Steve Bennett wrote:
We're talking about publicity shots aren't we?
Well, I was, but naturally the thread has expanded somewhat. (And see below.)
As in, photos that are provided to the media so they can write puff pieces about them [...] So presumably also legal for Wikipedia to use them as the lead image for relevant articles. But possibly not legal for downstream Wikipedia content reusers...
Just so. But:
The interesting issue though is that we probably have permission to use these types of images without resorting to "fair use", but we actually prohibit ourselves from using that kind of image: we accept free images, we accept fair use...
Not quite. The current climate is that we accept nothing but free images. Fair use is not free, so we're stamping out fair use. Licensed-for-almost-anyone-to-use publicity photos are not free, so we're stamping out those, too. I'm sure magazine covers and DVD packages will be next.
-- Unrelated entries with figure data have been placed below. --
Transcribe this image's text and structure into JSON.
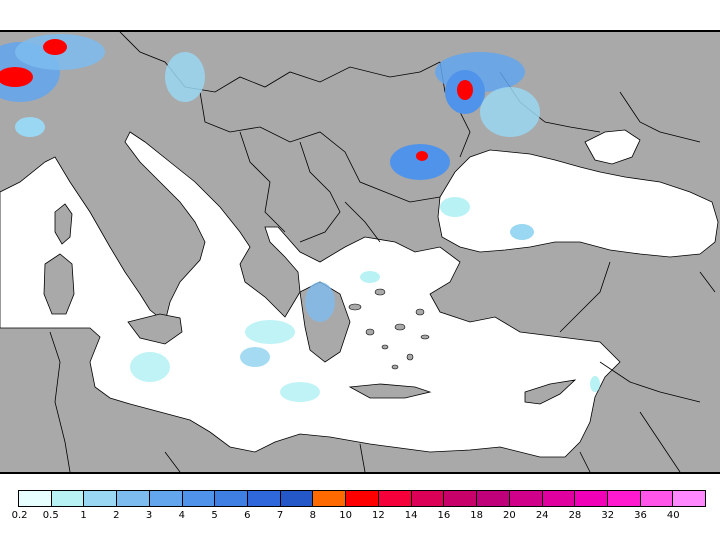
{
  "map": {
    "land_color": "#a9a9a9",
    "sea_color": "#ffffff",
    "border_color": "#000000"
  },
  "legend": {
    "labels": [
      "0.2",
      "0.5",
      "1",
      "2",
      "3",
      "4",
      "5",
      "6",
      "7",
      "8",
      "10",
      "12",
      "14",
      "16",
      "18",
      "20",
      "24",
      "28",
      "32",
      "36",
      "40"
    ],
    "colors": [
      "#e8ffff",
      "#b8f2f5",
      "#9ad7f2",
      "#7dbcef",
      "#63a6ee",
      "#4f93ea",
      "#3f7fe4",
      "#2f68db",
      "#2457c8",
      "#ff6a00",
      "#ff0000",
      "#f5003a",
      "#dc0057",
      "#c8006a",
      "#c0007a",
      "#d0008a",
      "#e000a0",
      "#f000b6",
      "#ff1ad0",
      "#ff55e8",
      "#ff88ff"
    ]
  }
}
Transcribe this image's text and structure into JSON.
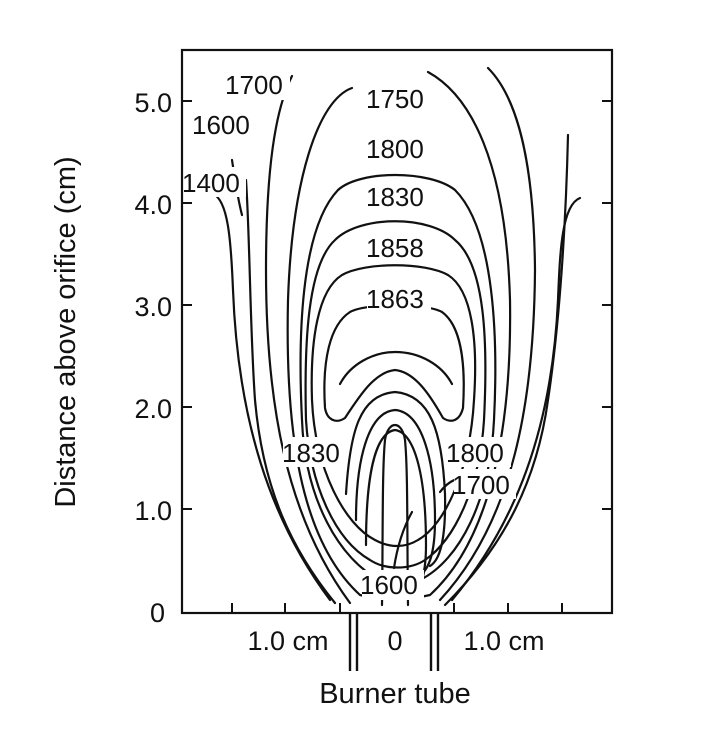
{
  "chart_data": {
    "type": "contour",
    "ylabel": "Distance above orifice (cm)",
    "xlabel": "Burner tube",
    "y_ticks": [
      "0",
      "1.0",
      "2.0",
      "3.0",
      "4.0",
      "5.0"
    ],
    "ylim": [
      0,
      5.4
    ],
    "x_ticks": [
      "1.0 cm",
      "0",
      "1.0 cm"
    ],
    "xlim_cm": [
      -2.05,
      2.05
    ],
    "contour_labels": [
      {
        "text": "1700",
        "r": -1.55,
        "h": 5.15
      },
      {
        "text": "1600",
        "r": -1.63,
        "h": 4.77
      },
      {
        "text": "1400",
        "r": -1.72,
        "h": 4.2
      },
      {
        "text": "1750",
        "r": 0.03,
        "h": 5.04
      },
      {
        "text": "1800",
        "r": 0.03,
        "h": 4.55
      },
      {
        "text": "1830",
        "r": 0.03,
        "h": 4.08
      },
      {
        "text": "1858",
        "r": 0.03,
        "h": 3.58
      },
      {
        "text": "1863",
        "r": 0.03,
        "h": 3.08
      },
      {
        "text": "1830",
        "r": -0.95,
        "h": 1.55
      },
      {
        "text": "1800",
        "r": 0.96,
        "h": 1.55
      },
      {
        "text": "1700",
        "r": 1.08,
        "h": 1.23
      },
      {
        "text": "1600",
        "r": -0.05,
        "h": 0.25
      }
    ]
  }
}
And this isn't necessarily such a bad thing. Certainly, accepting only free images, and upping the incentive to acquire free images, by declining to accept nonfree ones in the meantime, is a noble goal.
I started this thread talking about publicity photos, but it became clear to me that this is not the fundamental issue, and I suspect it's not even worth debating publicity photos until the fundamental issue is resolved (or changed).
The people campaigning to get rid of all nonfree images have got Jimbo's statement to fall back on: it's better for an article to have no image at all than to have a nonfree one. A licensed publicity photo of J.D. Salinger is not free, ergo it's better for the [[J.D. Salinger]] article to have no image, until such time as a free one can be found.
Stated another way, not only does a poorly-composed fan shot of an author at a book signing trump a professionally-photographed headshot, an imageless article trumps that headshot, too.